Netskope partnered with the Cloud Security Alliance to release the Data Loss Prevention (DLP) and Data Security Survey Report, a survey focused on data protection needs in cloud and hybrid work environments. Unsurprisingly, the report found that the biggest pain point organizations identify with trying to modernize their data protection strategy is that current DLP deployments show limitations when it comes to cloud and remote work use cases, and they are a nightmare to manage. Especially when you consider that cloud is already the predominant means for transferring and sharing data, based on the report.

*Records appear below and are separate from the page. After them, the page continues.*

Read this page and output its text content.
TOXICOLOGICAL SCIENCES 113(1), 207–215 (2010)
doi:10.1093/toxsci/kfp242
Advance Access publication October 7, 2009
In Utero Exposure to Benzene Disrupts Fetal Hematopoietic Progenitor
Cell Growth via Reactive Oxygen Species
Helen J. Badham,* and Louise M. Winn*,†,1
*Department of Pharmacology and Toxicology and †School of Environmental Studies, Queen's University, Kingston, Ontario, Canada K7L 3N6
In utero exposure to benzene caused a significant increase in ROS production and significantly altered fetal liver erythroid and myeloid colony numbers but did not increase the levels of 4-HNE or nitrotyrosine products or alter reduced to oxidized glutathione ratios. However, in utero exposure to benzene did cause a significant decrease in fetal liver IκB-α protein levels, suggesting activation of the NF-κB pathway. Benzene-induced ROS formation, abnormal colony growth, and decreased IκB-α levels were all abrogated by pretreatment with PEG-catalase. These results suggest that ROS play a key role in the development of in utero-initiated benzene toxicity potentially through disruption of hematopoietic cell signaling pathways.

It’s everything anyone who knows the current state of DLP would recognize: false positives, limited support, un-integrated solutions, products that are retrofitted (not built) for the cloud and, therefore, poorly applied. Many organizations are often forced to adopt multiple DLP solutions in order to fill the gaps. So what’s to be done about this?

In my recent blog on the major shortcomings of traditional data loss prevention (DLP), I called out that trying to provide hybrid work coverage using traditional DLP tools is contributing to challenges with sprawl, given that largely on-premises architecture likely needs to be replicated for branch offices. This is obviously unsustainable when all of us are, now, working from anywhere. The top challenges with managing DLP cited in the CSA report—including overall management difficulties, false positives, the need for manual version upgrades, and deployment complexity—are only going to worsen.

Those challenges also run counter to where the proverbial “puck is going”; nearly three quarters of organizations surveyed, for example, are actively working on zero trust projects, and nearly all of those include DLP as part of those strategies. But organizations will struggle to fully embrace zero trust if zero trust principles can’t be smoothly applied at every interaction with data—a major shortcoming that the sprawling mess of current and legacy DLP can’t solve.

The good news is that comprehensive, powerfully accurate, easy-to-use, cloud-delivered DLP is available today, and can be elegantly integrated with most organizations’ existing security controls. Adopting a zero trust security posture means using all context and risk awareness across cloud and hybrid work environments.